Technopoiesis invites us to hold these questions in creative tension. It encourages a shift away from essentialist diagnoses and toward an ontopolitics (Mol, 1999; Law, 2004) of care, specificity, and situatedness.

To see ADHD as a technopoietic formation is not to relativize it into oblivion but to recognize the profound interdependence of bodies, knowledges, artifacts, and institutions. It is to trace the genealogy of a cultural form in the making — and to ask how we might remake it otherwise.

Cited Authors and Works

  • Bateson, Gregory (1972). Steps to an Ecology of Mind.

  • Canguilhem, Georges (1991). The Normal and the Pathological.

  • Clarke, Adele E., et al. (2003). “Biomedicalization: Technoscientific Transformations of Health, Illness, and U.S. Biomedicine.” American Sociological Review, 68(2), 161–194.

  • Conrad, Peter (2007). The Medicalization of Society: On the Transformation of Human Conditions into Treatable Disorders.

  • Foucault, Michel (1977). Discipline and Punish: The Birth of the Prison.

  • Girard, René (1977). Violence and the Sacred.

  • Hacking, Ian (1995). “The Looping Effects of Human Kinds.” In Causal Cognition.

  • Hacking, Ian (2007). Kinds of People: Moving Targets.

  • Helmreich, Stefan (2009). Alien Ocean: Anthropological Voyages in Microbial Seas.
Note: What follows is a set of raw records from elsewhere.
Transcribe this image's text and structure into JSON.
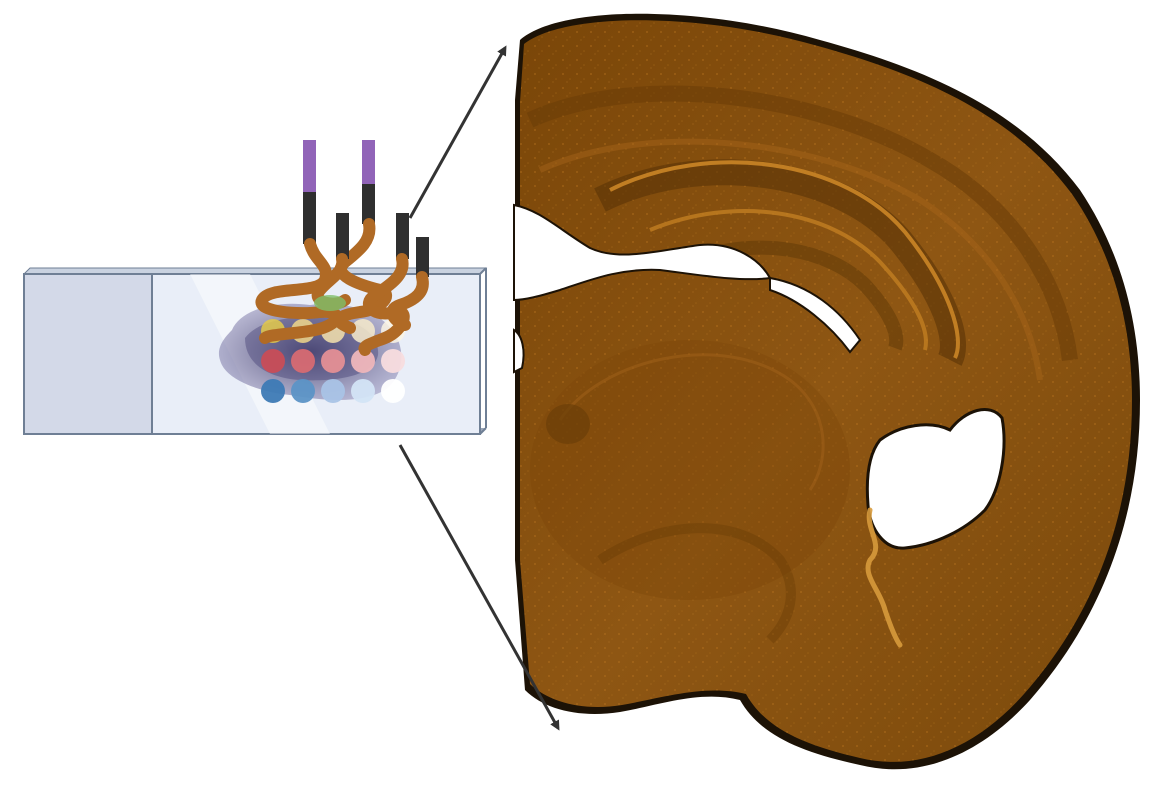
{
  "figure": {
    "panels": [
      "slide-with-probes",
      "brain-section"
    ],
    "colors": {
      "slide_fill": "#e9eef8",
      "slide_label_fill": "#d3d9e8",
      "slide_edge": "#6f7f95",
      "probe_tip": "#9164b8",
      "probe_shaft": "#2f2f2f",
      "probe_wire": "#b06a25",
      "tissue_brown": "#8c5410",
      "tissue_dark": "#5e3605",
      "arrow": "#333333",
      "spot_rows": [
        [
          "#e3c94a",
          "#f0d78a",
          "#f4e2ad",
          "#f7ebcb",
          "#fbf4e4"
        ],
        [
          "#c84d57",
          "#d76a72",
          "#e48f95",
          "#efb6ba",
          "#f8dcde"
        ],
        [
          "#3d7ab5",
          "#5c93c6",
          "#a9c3e6",
          "#d3e4f6",
          "#ffffff"
        ]
      ]
    }
  }
}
  • Hui, Yuk (2016). The Question Concerning Technology in China: An Essay in Cosmotechnics.

  • Knorr Cetina, Karin (1999). Epistemic Cultures: How the Sciences Make Knowledge.

  • Latour, Bruno (2005). Reassembling the Social: An Introduction to Actor-Network-Theory.

  • Law, John (2004). After Method: Mess in Social Science Research.

  • Mol, Annemarie (1999). “Ontological Politics: A Word and Some Questions.” The Sociological Review, 47(S1), 74–89.

  • Mol, Annemarie (2002). The Body Multiple: Ontology in Medical Practice.

  • Larroche, Valarie (2019). The Dispositif: A Concept for Information and Communication Sciences

  • Phillips, David P. (1974). “The Influence of Suggestion on Suicide: Substantive and Theoretical Implications of the Werther Effect.” American Sociological Review, 39(3), 340–354.

  • Rose, Nikolas (2007). The Politics of Life Itself: Biomedicine, Power, and Subjectivity in the Twenty-First Century.

  • Stengers, Isabelle (2005). “The Cosmopolitical Proposal.” In Making Things Public: Atmospheres of Democracy, edited by Bruno Latour and Peter Weibel.

  • Sunder Rajan, Kaushik (2006). Biocapital: The Constitution of Postgenomic Life.

  • Tough, Paul (2025). “5 Takeaways from New Research About A.D.H.D.” New York Times Magazine.

  • von Foerster, Heinz (2003). Understanding Understanding: Essays on Cybernetics and Cognition.